Games Workshop (GAW) Annual Earnings Recap
Raising PT on GAW; summarizing an exceptional quarter
This post was published prior to this platform’s re-branding as Sophon Microcap Atlas (with an exclusive focus on sub-$500M market cap companies). Coverage of GAW is moving to our sister publication - AlphaArk
Earnings season has been hectic, so there’s been a slight delay in getting my thoughts to all regarding the performance of our holdings.
GAW reported their earnings two days ago. The results were record-breaking and validate our thesis laid out in an initiation published back in February (you can read it here). FY25 EPS came in at £5.93, beating our model estimate of £5.72 by ~4%. We are raising our estimate of FY27 EPS from £7.02 to £7.50. It is worth noting that our estimates materially diverge from analyst consensus EPS, which is £5.27 for FY27.

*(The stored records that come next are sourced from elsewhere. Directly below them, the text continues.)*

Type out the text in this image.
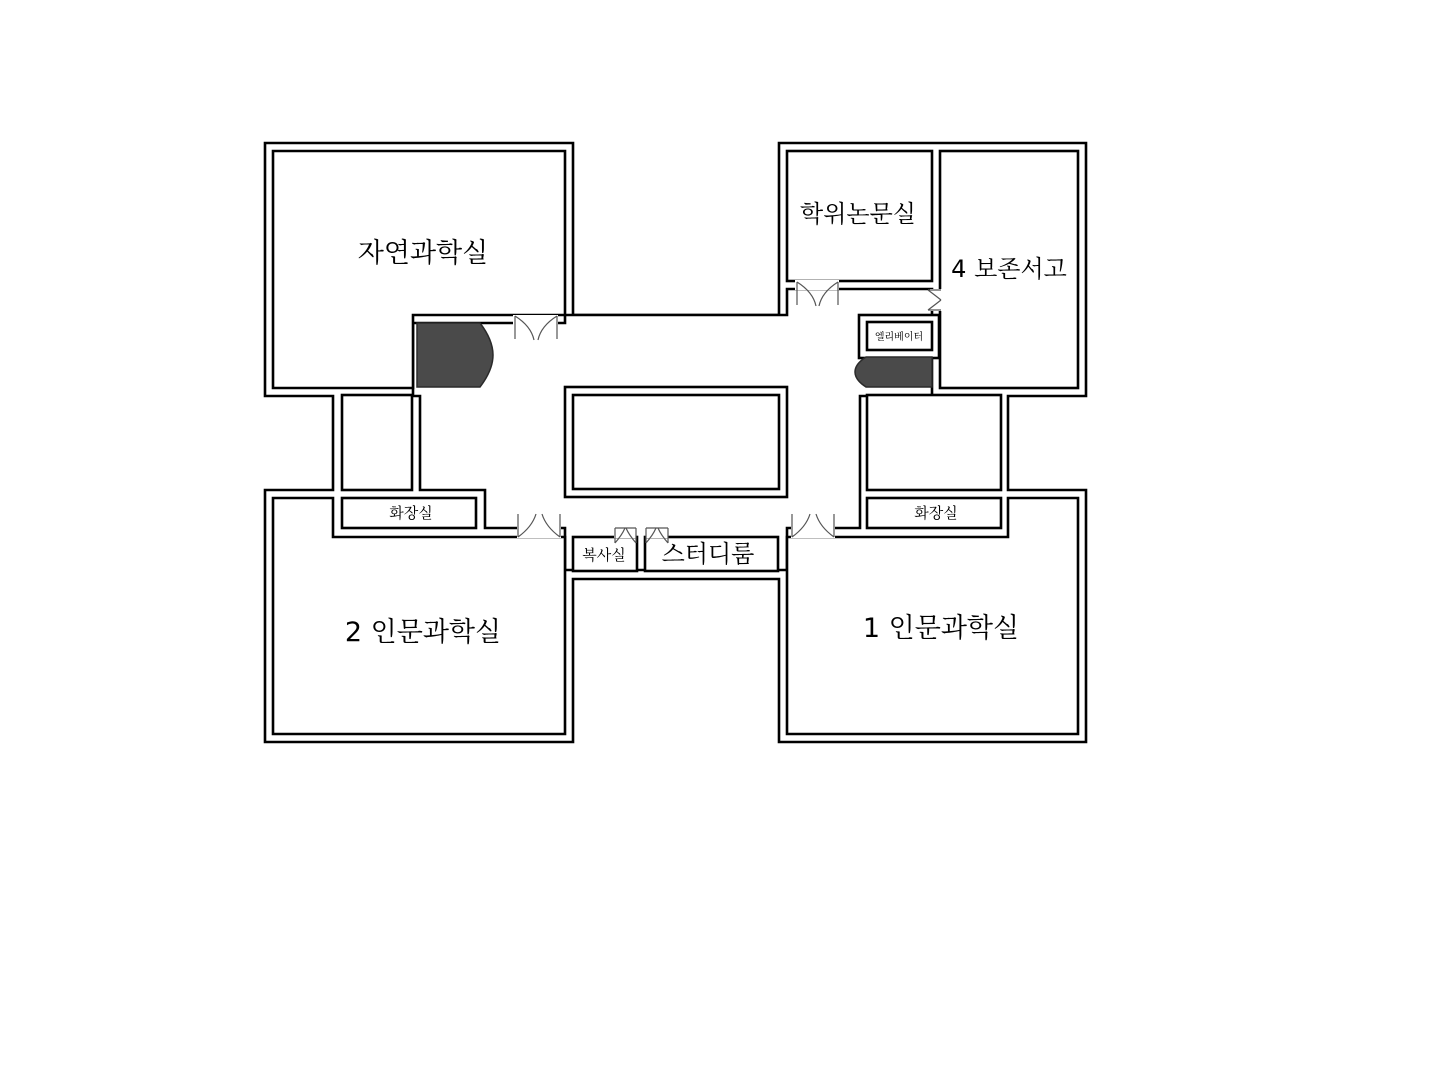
자연과학실
학위논문실
4 보존서고
엘리베이터
화장실	화장실
복사실 스터디룸
2 인문과학실	1 인문과학실
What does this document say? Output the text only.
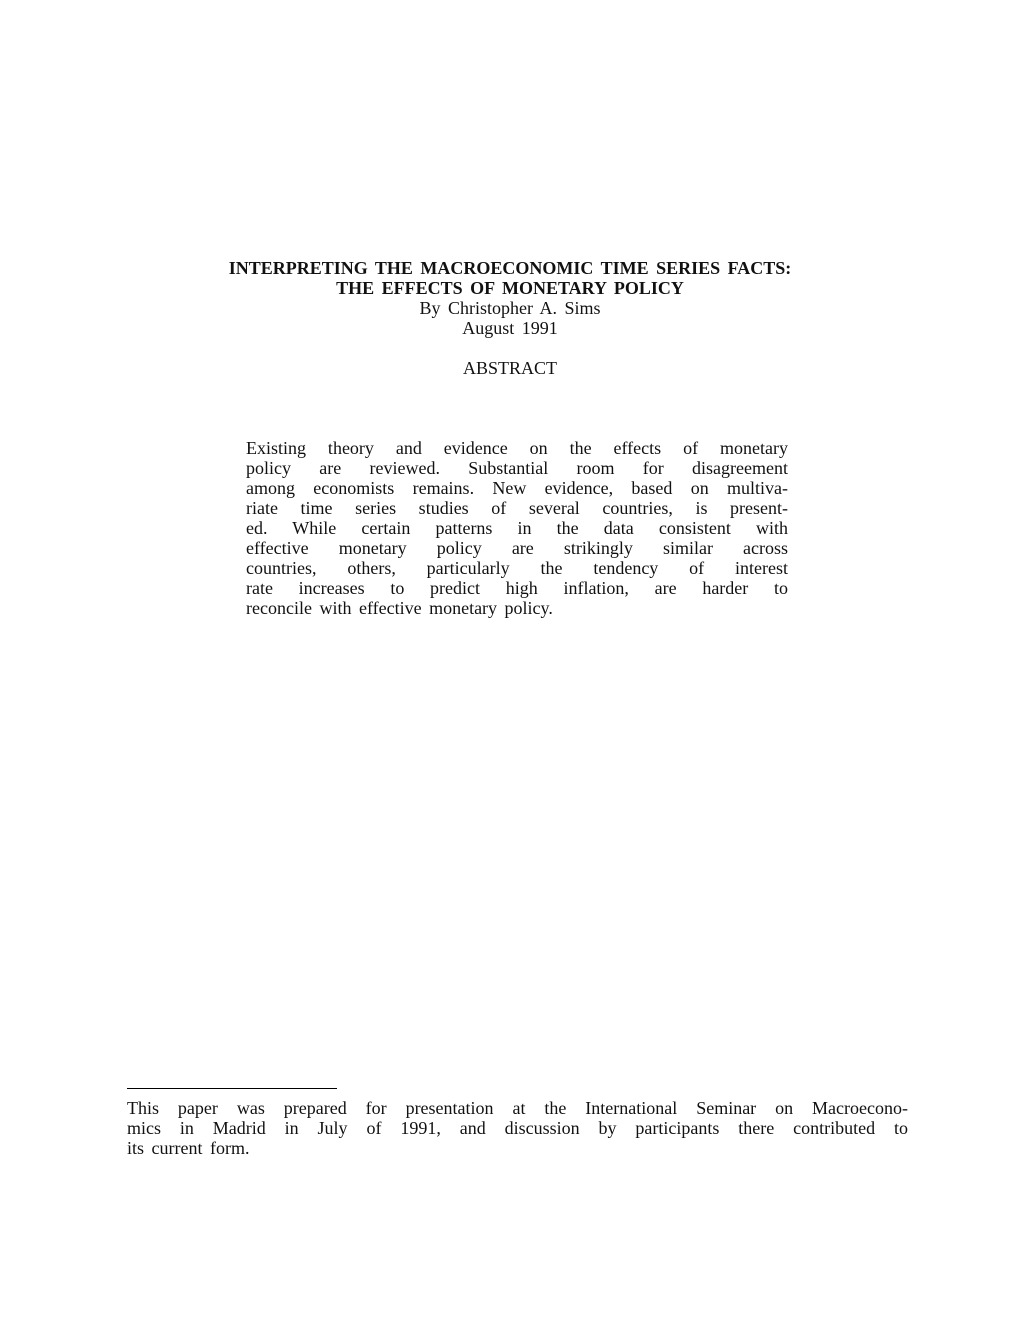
INTERPRETING THE MACROECONOMIC TIME SERIES FACTS:
THE EFFECTS OF MONETARY POLICY
By Christopher A. Sims
August 1991
ABSTRACT
Existing theory and evidence on the effects of monetary
policy are reviewed. Substantial room for disagreement
among economists remains. New evidence, based on multiva-
riate time series studies of several countries, is present-
ed. While certain patterns in the data consistent with
effective monetary policy are strikingly similar across
countries, others, particularly the tendency of interest
rate increases to predict high inflation, are harder to
reconcile with effective monetary policy.
This paper was prepared for presentation at the International Seminar on Macroecono-
mics in Madrid in July of 1991, and discussion by participants there contributed to
its current form.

We are raising our PT on shares of the stock from £190 to £250, which represents ~33x P/E on our FY27 estimate. We believe this is justified for a stock demonstrating solid top-line growth near 20% combined with profit margins of >40%. GAW continues to demonstrate exceptional profitability, maintaining industry-leading gross and operating margins. The company’s ability to pass on costs and drive efficiencies supports a robust margin profile, underscoring the pricing power of the Warhammer IP and strong in-house execution. We remain bullish on their strategic partnership with Amazon to develop a Warhammer 40,000 TV and film franchise - we think it could significantly expand the brand’s reach and create meaningful revenue optionality.
GAW reported PBT rising 29.5% YoY to £262.8m, reflecting strong momentum across both core product sales and licensing revenues. Revenue climbed 17.5% YoY to £617.5m, underpinned by continued consumer demand for Warhammer miniatures and games, as well as the breakout success of licensed titles.
Core revenues (miniatures and tabletop games) rose 14% YoY, driven by sustained demand for Warhammer 40,000 and complementary product lines. One of the biggest takeaways was licensing revenue jumping 69%, fueled by strong uptake of the Space Marine 2 video game and increasing monetization of the Warhammer IP across digital formats.
Management raised the annual dividend by 40%, highlighting a continued commitment to capital return. The dividend yield at current prices is ~3%.
A strong message in the 2025 Annual Report & results is that mgmt is proactively investing in operational upgrades and expanding its global retail footprint. These efforts aim to offset potential trade headwinds in FY26, including tariff exposure. Despite challenges the core tabletop gaming business remains resilient, supported by strong brand loyalty, community engagement, and strategic execution.
Worth noting is weakness in the online channel: reported online sales decreased by 0.1% compared to the prior period, primarily due to fewer customers ordering directly from home. However, there was an increase of 15.0% in orders placed from home and picked up in a Warhammer store, which is reported in online sales. The online webstore supports retail stores and trade partners, acting as a virtual stockroom portal to offer the widest range of products. The company continues to upgrade it with more payment options, accessibility tools, and extended live chat. A strong signal was that “My Warhammer,” the single login for webstore and apps, saw active users increase to approximately 735,000 from 565,000 in the prior year.
Lastly, another point worth mentioning is strong growth in the trade channel of 19.9%, adding approximately 900 new accounts to reach about 8,100 independent retailers in 71 countries. The majority of incremental growth in the year ahead is expected from sales to independent retailers.
Overall, we’re incredibly pleased with GAW’s performance and it continues to remain a high-conviction core long position in our portfolio. We think analyst consensus is completely removed from reality. At the same time, the upside case of Warhammer’s Amazon series becoming a mainstream cult franchise is difficult to underwrite but in our view could spell multi-bagger status. GAW remains our second largest holding in our portfolio besides cash, representing ~10% of our portfolio.